То, что одни считали дурным вкусом, для других было большим бизнесом. В течение последних трех десятилетий XIX века в Европе и Соединенных Штатах наблюдался настоящий мебельный бум. Доходы граждан росли, и вместе с ними росли траты на обустройство дома. То были золотые десятилетия для декораторов и в Бостоне, и в Лондоне, и в Париже, и в Берлине, ибо амбициозные представители среднего класса стремились подчеркнуть свое социальное положение и принадлежность к сливкам общества через продуманный интерьер своих квартир и домов. Молодые пары, обустраивая свой дом, особое внимание уделяли гостиной, считая ее «важнейшим помощником в школе жизни» – цитата из популярного американского руководства «Красивый дом», впервые опубликованного в 1881 году[554]
. Внутренняя отделка квартиры говорила о вкусе семьи и могла значительно повлиять на ее будущее. Возросшая популярность обоев хорошо демонстрирует установившийся культ товаров для дома. В 1874 году британские производители обоев выпускали 32 миллиона рулонов в год, что в шесть раз больше, чем двадцать лет назад[555]. В домах представителей среднего класса фарфоровые собачки и медные павлинчики соседствовали с японскими фартуками для обогревателей.Более состоятельные работающие семьи тоже приобретали все больше товаров для дома, особенно в Соединенных Штатах, где реальные зарплаты были самыми высокими. Для наблюдателей того времени наличие ковров в доме являлось своеобразной лакмусовой бумажкой для определения уровня комфорта. Именно на этот показатель ориентировалось первое в своем роде исследование условий жизни рабочих, проведенное в Массачусетсе в 1874 году. Семья машиниста зарабатывала чуть больше тысячи долларов в год. Половина этого дохода шла на еду, при этом во всех шести комнатах их дома лежали ковры. У половины всех семей, принимавших участие в исследовании, имелся ковер хотя бы в гостиной[556]
. Во многих семьях были швейная машинка, орган или пианино, рассматривавшиеся как признак истинной респектабельности.Большинство заводских рабочих в Европе и Азии вели жизнь, крайне далекую от подобного уровня комфорта. В Санкт-Петербурге у некоторых семейных рабочих имелись подушки и одеяла, однако одинокие сезонные работники зачастую спали на голом деревянном полу в переполненных квартирах, и у них не было даже места для своих личных вещей[557]
. Тем не менее и здесь наблюдались определенные изменения.
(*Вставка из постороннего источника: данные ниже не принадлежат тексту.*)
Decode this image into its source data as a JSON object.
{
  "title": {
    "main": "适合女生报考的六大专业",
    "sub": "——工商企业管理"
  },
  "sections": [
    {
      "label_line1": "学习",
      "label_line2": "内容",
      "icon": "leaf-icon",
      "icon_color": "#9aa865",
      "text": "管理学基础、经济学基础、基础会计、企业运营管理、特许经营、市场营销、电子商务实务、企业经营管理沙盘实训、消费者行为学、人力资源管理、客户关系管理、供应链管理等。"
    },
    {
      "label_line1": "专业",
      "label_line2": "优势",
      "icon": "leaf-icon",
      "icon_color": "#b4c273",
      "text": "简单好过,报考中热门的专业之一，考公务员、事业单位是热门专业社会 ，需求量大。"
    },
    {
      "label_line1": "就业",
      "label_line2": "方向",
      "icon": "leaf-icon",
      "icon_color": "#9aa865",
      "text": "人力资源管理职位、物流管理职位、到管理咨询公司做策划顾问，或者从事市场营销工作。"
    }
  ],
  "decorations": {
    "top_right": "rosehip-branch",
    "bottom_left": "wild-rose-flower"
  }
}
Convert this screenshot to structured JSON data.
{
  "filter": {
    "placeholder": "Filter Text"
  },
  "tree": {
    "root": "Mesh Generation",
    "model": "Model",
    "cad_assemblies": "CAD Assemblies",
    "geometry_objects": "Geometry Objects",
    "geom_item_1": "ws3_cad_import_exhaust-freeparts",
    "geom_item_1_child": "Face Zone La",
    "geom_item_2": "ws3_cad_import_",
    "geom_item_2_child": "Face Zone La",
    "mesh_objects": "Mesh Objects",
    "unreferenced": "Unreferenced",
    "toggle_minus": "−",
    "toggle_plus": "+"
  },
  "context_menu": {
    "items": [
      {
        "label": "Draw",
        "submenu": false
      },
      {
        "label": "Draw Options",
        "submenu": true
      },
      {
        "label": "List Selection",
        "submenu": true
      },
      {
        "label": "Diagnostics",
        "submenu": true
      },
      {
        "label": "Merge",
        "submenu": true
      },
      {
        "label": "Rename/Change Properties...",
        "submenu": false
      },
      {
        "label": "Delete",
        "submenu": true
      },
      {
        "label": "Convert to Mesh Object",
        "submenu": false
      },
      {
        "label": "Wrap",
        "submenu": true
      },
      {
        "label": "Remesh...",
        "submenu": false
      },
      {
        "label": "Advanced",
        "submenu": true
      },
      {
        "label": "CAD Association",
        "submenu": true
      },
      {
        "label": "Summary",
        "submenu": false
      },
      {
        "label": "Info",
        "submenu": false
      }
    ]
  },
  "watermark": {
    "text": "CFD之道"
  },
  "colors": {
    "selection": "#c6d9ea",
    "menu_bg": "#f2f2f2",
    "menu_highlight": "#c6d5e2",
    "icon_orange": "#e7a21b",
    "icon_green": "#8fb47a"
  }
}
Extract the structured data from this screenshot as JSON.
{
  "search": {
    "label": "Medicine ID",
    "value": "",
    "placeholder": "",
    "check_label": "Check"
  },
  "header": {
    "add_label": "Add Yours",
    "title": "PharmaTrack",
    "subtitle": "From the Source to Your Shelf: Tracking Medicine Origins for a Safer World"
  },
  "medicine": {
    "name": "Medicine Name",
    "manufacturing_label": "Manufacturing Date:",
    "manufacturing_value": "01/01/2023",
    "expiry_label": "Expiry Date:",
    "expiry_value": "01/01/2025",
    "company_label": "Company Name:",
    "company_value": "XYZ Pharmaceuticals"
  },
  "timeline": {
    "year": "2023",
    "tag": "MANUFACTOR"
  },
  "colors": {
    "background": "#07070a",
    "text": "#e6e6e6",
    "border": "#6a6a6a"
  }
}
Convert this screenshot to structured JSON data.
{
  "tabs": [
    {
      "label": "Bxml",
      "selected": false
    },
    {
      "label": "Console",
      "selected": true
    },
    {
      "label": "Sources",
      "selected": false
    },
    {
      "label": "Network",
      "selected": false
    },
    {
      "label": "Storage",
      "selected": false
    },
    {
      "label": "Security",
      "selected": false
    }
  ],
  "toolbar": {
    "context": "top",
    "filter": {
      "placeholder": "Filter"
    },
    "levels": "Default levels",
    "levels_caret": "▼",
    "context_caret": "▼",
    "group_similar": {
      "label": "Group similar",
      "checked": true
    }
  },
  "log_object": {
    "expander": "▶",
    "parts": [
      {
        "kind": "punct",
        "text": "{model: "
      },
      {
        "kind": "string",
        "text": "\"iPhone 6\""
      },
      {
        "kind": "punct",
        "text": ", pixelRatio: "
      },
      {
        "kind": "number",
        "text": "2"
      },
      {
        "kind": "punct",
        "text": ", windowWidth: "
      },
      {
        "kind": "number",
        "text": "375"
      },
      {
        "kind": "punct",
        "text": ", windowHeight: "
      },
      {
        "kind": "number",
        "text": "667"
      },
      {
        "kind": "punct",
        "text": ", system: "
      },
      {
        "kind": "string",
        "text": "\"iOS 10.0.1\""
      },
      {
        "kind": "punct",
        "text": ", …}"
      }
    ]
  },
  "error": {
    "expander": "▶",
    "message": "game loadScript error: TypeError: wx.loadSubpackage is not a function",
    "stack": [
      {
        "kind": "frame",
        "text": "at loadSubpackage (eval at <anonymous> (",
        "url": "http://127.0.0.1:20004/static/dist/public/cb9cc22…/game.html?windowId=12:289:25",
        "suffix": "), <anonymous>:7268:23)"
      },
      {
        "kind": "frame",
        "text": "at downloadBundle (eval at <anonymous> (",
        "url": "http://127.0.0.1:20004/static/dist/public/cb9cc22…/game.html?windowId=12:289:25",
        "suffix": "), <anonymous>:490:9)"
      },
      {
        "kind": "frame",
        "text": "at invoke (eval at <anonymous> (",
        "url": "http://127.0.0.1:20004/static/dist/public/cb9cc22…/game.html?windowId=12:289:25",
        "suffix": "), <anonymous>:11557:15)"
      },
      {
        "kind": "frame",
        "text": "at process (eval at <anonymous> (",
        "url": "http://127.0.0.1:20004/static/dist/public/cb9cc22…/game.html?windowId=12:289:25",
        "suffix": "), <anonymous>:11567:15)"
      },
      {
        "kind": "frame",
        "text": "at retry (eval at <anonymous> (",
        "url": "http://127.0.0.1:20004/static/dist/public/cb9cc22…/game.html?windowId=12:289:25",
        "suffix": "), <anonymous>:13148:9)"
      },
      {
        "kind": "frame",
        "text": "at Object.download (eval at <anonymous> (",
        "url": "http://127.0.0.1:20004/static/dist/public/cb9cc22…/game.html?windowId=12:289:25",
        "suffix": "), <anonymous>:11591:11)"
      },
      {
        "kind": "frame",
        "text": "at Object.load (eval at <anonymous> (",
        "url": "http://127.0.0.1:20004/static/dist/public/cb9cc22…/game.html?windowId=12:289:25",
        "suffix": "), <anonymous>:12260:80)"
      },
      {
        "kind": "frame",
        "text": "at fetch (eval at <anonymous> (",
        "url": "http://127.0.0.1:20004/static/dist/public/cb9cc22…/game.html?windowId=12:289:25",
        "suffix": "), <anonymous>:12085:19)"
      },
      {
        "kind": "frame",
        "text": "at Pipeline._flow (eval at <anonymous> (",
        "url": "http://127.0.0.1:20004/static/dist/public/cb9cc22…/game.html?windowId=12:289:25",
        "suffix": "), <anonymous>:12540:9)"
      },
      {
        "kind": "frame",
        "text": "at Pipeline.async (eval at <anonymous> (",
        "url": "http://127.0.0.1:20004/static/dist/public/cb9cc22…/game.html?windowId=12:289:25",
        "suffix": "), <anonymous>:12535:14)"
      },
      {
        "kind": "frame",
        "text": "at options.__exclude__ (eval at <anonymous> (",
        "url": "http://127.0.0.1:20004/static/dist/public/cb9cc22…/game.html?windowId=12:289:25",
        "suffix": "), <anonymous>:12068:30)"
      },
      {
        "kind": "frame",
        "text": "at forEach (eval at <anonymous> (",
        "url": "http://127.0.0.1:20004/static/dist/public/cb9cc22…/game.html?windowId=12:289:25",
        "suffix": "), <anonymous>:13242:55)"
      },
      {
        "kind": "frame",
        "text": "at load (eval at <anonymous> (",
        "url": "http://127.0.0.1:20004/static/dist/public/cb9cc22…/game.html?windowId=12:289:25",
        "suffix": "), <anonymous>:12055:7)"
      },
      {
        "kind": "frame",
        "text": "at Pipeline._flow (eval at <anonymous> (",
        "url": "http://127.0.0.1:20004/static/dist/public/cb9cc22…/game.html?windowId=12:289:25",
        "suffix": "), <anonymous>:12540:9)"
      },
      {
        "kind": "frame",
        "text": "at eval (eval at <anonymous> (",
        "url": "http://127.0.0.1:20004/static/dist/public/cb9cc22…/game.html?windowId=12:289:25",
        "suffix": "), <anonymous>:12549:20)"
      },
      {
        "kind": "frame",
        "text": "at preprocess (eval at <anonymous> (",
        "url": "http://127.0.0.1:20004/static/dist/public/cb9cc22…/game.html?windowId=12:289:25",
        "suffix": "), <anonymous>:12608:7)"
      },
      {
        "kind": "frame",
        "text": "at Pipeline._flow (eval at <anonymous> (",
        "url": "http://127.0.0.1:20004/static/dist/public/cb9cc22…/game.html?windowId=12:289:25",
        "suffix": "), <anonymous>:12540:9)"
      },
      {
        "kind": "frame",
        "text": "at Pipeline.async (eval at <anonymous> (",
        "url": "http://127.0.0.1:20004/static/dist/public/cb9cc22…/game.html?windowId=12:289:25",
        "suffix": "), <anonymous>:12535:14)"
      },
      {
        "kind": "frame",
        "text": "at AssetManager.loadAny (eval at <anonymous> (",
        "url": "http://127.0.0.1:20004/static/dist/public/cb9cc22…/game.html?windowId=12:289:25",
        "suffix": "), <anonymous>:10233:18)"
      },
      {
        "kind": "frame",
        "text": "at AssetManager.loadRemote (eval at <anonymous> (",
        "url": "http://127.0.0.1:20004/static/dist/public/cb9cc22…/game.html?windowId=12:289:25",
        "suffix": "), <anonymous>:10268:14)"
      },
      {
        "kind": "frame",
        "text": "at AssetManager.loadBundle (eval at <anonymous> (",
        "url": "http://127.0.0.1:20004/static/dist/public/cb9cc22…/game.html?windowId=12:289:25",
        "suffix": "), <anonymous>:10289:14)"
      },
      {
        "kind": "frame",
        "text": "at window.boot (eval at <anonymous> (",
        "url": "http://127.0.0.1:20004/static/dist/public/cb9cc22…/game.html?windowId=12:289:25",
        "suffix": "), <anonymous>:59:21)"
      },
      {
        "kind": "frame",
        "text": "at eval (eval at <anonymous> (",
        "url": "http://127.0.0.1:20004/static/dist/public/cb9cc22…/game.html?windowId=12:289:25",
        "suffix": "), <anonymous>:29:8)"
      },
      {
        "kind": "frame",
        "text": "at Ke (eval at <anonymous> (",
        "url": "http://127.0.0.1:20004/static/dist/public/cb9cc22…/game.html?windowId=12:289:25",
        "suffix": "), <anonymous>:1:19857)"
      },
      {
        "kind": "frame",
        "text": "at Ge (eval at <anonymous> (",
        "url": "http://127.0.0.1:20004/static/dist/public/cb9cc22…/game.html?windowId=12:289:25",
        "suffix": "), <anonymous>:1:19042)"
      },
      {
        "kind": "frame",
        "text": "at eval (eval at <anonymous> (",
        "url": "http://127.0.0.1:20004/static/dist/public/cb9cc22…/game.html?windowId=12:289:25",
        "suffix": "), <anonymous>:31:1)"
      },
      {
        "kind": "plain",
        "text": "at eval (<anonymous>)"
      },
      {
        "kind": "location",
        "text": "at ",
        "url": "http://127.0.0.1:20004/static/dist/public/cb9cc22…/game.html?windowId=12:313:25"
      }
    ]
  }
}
В Европе горняки покупали пианино в рассрочку. Гостиная становилась святыней, и ее заставляли всякими декоративными «излишествами», которые так ненавидели социальные реформаторы; рабочие покупали вещи, даже те, что не могли использовать, например, они обзаводились медной каминной решеткой, хотя пользоваться камином им было не по карману[558]. В скандинавских странах, развивавшихся более медленно, рабочие высокой квалификации тоже начали понемногу привыкать к жизни в комфорте. В Кристиании (ныне Осло) семья рабочего с текстильной фабрики по-прежнему делила кухню с соседями, но теперь она располагала своей собственной гостиной (12 на 15 футов) с «двумя окнами, с коротенькими занавесками по верху окон… с двумя кроватями, соединенными вместе, с деревянным диваном или козеткой, которые можно использовать в качестве спального места, со столом, шкафом, часами, рисунками, цветами»[559].Резкое расширение рынка товаров для дома породило три опасения: оно стандартизирует жизнь и культуру, создает искусственные потребности и в итоге посадит женщину в золотую клетку. Как правило, обо всем этом говорили одновременно. Например, Таут жаловался, что гостиные стали напоминать номера международных отелей – слишком уж все они одинаковые и вычурно оформленные и потому лишают нацию возможности культивировать свой собственный образ жизни[560]
. Дешевые стулья и серванты становились угрозой для талантливых мастеровых, в то же время являясь добром для потребителя. Попытки противостоять этому – например, появление движения Искусств и Ремесел – зачастую имели обратный эффект: дизайнерские обои и ковры вскоре тоже стали товарами масс-маркета.